I don’t know what I’m going to do in the future but it looks increasingly likely that I will just end up moving to Denton. The advantage to that is that it’s where Amy lives. It’s also a pretty cool town in its own right. (For example, I found out last night that Denton was the only county in the whole US that voted for Bernie Sanders. I think I would fit in well there.)
I talked to Dylan last night about what he thought of me moving to either the Pacific Northwest or Mexico and the look on his face when I asked that made me want to cry. I felt like such an asshole for even bringing it up and I immediately wished I could take back those words.
He said that Texas is his home and he’s not going to leave it. The idea of starting over where he doesn’t know anyone is the worst thing he can imagine at this point in his life.
How could I not realize that would be the worst thing possible for him? He didn’t ask me that; I’m asking it of myself. Especially right now, as he just lost his dad and is feeling lost about his life in general.
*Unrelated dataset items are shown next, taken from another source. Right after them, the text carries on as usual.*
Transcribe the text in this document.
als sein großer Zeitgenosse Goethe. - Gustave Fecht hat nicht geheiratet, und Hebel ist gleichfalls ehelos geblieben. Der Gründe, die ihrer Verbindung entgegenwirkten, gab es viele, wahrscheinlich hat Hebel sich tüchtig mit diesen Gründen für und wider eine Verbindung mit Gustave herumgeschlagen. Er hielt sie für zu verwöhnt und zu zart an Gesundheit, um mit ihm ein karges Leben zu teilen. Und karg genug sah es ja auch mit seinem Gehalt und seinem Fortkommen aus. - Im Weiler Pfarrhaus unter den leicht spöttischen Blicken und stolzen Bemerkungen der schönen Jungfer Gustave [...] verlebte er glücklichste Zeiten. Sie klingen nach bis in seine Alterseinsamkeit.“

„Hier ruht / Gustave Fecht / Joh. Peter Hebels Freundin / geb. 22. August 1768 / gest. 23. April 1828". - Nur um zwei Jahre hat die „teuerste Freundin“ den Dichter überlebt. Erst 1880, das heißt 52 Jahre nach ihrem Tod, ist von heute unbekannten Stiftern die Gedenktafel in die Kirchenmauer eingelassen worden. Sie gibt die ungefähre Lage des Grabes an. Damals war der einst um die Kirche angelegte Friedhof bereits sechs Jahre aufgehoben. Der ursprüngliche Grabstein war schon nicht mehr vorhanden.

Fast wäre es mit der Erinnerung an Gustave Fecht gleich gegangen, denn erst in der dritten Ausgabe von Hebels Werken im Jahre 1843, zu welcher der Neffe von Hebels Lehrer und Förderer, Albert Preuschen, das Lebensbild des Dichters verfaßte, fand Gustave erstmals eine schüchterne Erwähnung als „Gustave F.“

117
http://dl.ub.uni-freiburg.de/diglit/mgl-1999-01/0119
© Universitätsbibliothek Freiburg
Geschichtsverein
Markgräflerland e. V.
I swear, sometimes I’m just talking out of my ass. I talked earlier about it with Chloe and it didn’t upset her at all. Like me, she gets itchy feet sometimes and sees all the reasons to want to leave Texas, maybe even the country.
But such discussions aren’t casual to Dyl; they’re terrifying.
I really, really need to be more mindful of him going forward. He’s dealing with a lot right now and the last thing he needs is to feel like I’m not a stable home base for him.